Semolina kheer. Kheer is a sweet, milky Indian dessert made from any of these - rice, vermicilli, cracked wheat, squash, tapioca and semolina. Add milk, when it is half done. Boil well and add sugar and powdered cardamom.
It is an instant recipe and can be prepared in less time.
Serve hot and nutritious Sooji Kheer in winters to your family members to keep them healthy.
The Indian semolina pudding is an absolute classic known as sooji kheer or rava kheer.
You can have Semolina kheer using 6 ingredients and 3 steps. Here is how you cook that.
Ingredients of Semolina kheer
- You need 1 litre of milk.
- Prepare 50 gm of semolina(sooji).
- Prepare 2 of cardamom.
- It's 4 tsp of sugar.
- You need 1 tablespoon of ghee.
- Prepare 8 of almonds.
How to make sooji kheer, rava kheer or Instant Indian Semolina Pudding. Have you ever eaten an Indian. i have already shared the traditional kheer recipe and also the famous south indian rice kheer recipe. while i personally like the former recipes, but i prepare rava kheer during festive season or fasting. Semolina is a very gritty, coarse type of flour, usually made from durum wheat. Let it simmer on medium heat while stirring till kheer thickens.
Semolina kheer instructions
- Take a utensil heat ghee add cardamom and semolina to it.roast semolina for 10 minutes on low flame.
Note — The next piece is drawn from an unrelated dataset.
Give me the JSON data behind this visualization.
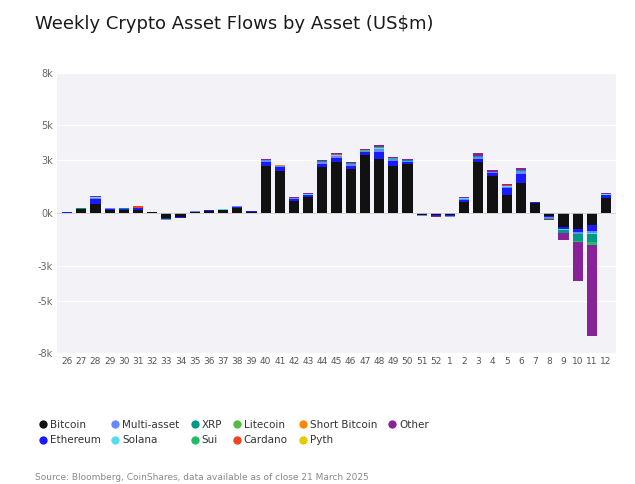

- Now add milk boil it and stir it continuesily add sugar and pieces of almond stir on low flame untill it's consistency becomes thick..
- Switch off the flame semolina kheer is ready to serve.grade some almond pieces over kheer to garnish..
Don't thicken it too much, this kheer tastes better when it is only slightly thick. Apple Suji Kheer for babies- Sooji kheer/ Rawa payasam was my daughter's favorite food when she was a baby and still loves that slightly thin milky porridge with raisins as well as the suji halwa. Semolina is the coarse, purified wheat middlings of durum wheat mainly used in making upma, pasta, and couscous. The word semolina can also refer to sweet dessert made from semolina and milk. The term semolina is also used to designate coarse middlings from other varieties of wheat.